Objective: This research developed an innovative Mask-based Swin Transformer network (MBST) to enhance the quality of 4D cone-beam computed tomography (4D-CBCT) reconstruction. The network is trained on 4D-CBCT reconstructed under limited scanning conditions, enabling its application to a broad range of 4D-CBCT reconstruction scenarios, including those with high scanning speeds.
Methods: 4D imaging data from 20 patients with thoracic tumors were used to train and evaluate the deep learning model. 15 cases were used for training, and 5 cases were employed for simulation testing.

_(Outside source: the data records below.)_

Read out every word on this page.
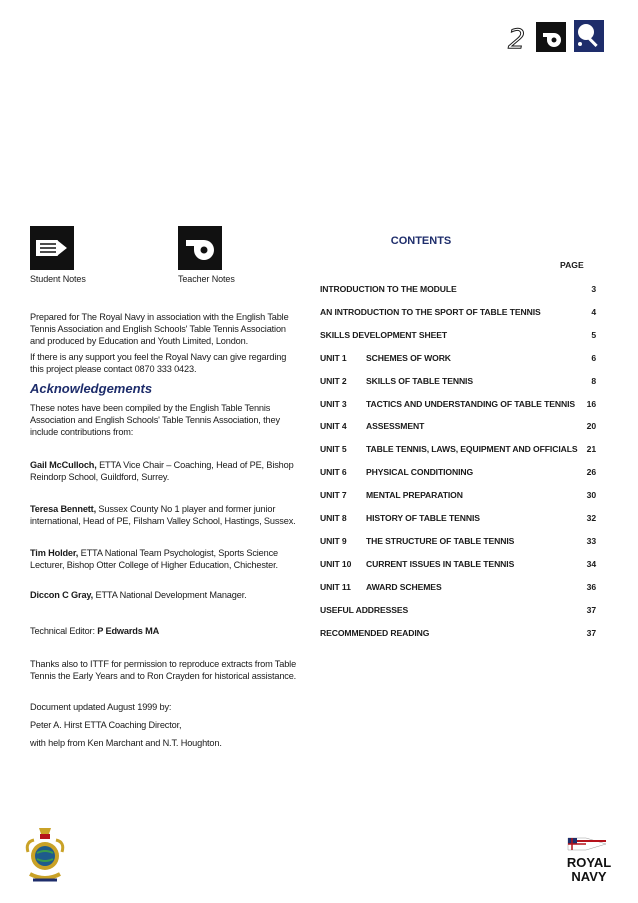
2
Student Notes	Teacher Notes
Prepared for The Royal Navy in association with the English Table Tennis Association and English Schools' Table Tennis Association and produced by Education and Youth Limited, London.
If there is any support you feel the Royal Navy can give regarding this project please contact 0870 333 0423.
Acknowledgements
These notes have been compiled by the English Table Tennis Association and English Schools' Table Tennis Association, they include contributions from:
Gail McCulloch, ETTA Vice Chair – Coaching, Head of PE, Bishop Reindorp School, Guildford, Surrey.
Teresa Bennett, Sussex County No 1 player and former junior international, Head of PE, Filsham Valley School, Hastings, Sussex.
Tim Holder, ETTA National Team Psychologist, Sports Science Lecturer, Bishop Otter College of Higher Education, Chichester.
Diccon C Gray, ETTA National Development Manager.
Technical Editor: P Edwards MA
Thanks also to ITTF for permission to reproduce extracts from Table Tennis the Early Years and to Ron Crayden for historical assistance.
Document updated August 1999 by:
Peter A. Hirst ETTA Coaching Director,
with help from Ken Marchant and N.T. Houghton.
CONTENTS
PAGE
INTRODUCTION TO THE MODULE	3
AN INTRODUCTION TO THE SPORT OF TABLE TENNIS	4
SKILLS DEVELOPMENT SHEET	5
UNIT 1 SCHEMES OF WORK	6
UNIT 2 SKILLS OF TABLE TENNIS	8
UNIT 3 TACTICS AND UNDERSTANDING OF TABLE TENNIS 16
UNIT 4 ASSESSMENT	20
UNIT 5 TABLE TENNIS, LAWS, EQUIPMENT AND OFFICIALS 21
UNIT 6 PHYSICAL CONDITIONING	26
UNIT 7 MENTAL PREPARATION	30
UNIT 8 HISTORY OF TABLE TENNIS	32
UNIT 9 THE STRUCTURE OF TABLE TENNIS	33
UNIT 10 CURRENT ISSUES IN TABLE TENNIS	34
UNIT 11 AWARD SCHEMES	36
USEFUL ADDRESSES	37
RECOMMENDED READING	37
ROYAL
NAVY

The Feldkamp-Davis-Kress algorithm was employed to simulate 4D-CBCT from downsampled 4D-CT data to mitigate the uncertainties associated with respiratory motion between treatment fractions, and the 4D-CT data served as the ground truth for training. The study reconstructed 4D-CBCT images under 11 different scanning intervals including full angle acquisition at 1°, 2°, 3°, 4°, 5°, 6°, 12°, 18°, 24° intervals, and 1/3 full angles acquisition at 5°, 10° inrevals respectively for capturing 4D-CBCT projections. The test results were quantitatively evaluated using the structural similarity index measure (SSIM), peak signal-to-noise ratio (PSNR), mean error (ME), and mean absolute error (MAE), and image quality was qualitatively assessed. Real clinical patients who were not included in the training were tested to evaluate the network's ability to generalize. Moreover, the proposed method was compared with other deep learning approaches, and statistical analyses were performed.
Results: Simulation data assessment revealed that with small projection acquisition interval, such as the 4°interval, the 4D-CBCT images optimized by MBST showed a considerable improvement over the original 4D-CBCT images in terms of SSIM (42.3% increase) and PSNR (10.8 dB increase), and the ME and MAE values approached 0. The improvements were statistically significant (P < 0.001). Compared with other deep learning methods, MBST demonstrated superior performance with improvements of 1.4% in SSIM and 1.21 dB in PSNR and a reduction of 0.94 in MAE. With large projection intervals, such as the 24°interval, MBST outperformed other deep learning methods. Specifically, its SSIM, PSNR, and MAE increased by 3.8%, 0.81 dB, and 10.34, respectively, compared with those of other deep learning methods, and the improvements were statistically significant (P < 0.01). In addition, MBST could reconstruct bone tissue and optimize the quality of 4D-CBCT images even when the number of projections was small (12°, 18°, 24°intervals). Clinical data evaluation revealed that after optimization by MBST, the SSIM, PSNR, ME, and MAE of 4D-CBCT compared with those of 4D-CT registration improved from the original 22.8%, 15.49 dB, -345.5, and 432.2 to 81.5%, 27.93 dB, -53.79, and 73.77, respectively. Moreover, MBST exhibited the most pronounced improvement among all the compared methods. MBST could accurately recover high-density structure, lung structures, and tracheal walls.
Conclusions: This study comprehensively demonstrated the ability of MBST to reconstruct 4D-CBCT images under various scanning conditions. When the method was tested on clinical patient datasets, its CT values and image quality achieved satisfactory results. Thus, MBST can serve as a highly generalized reconstruction network for improving the quality of 4D-CBCT images.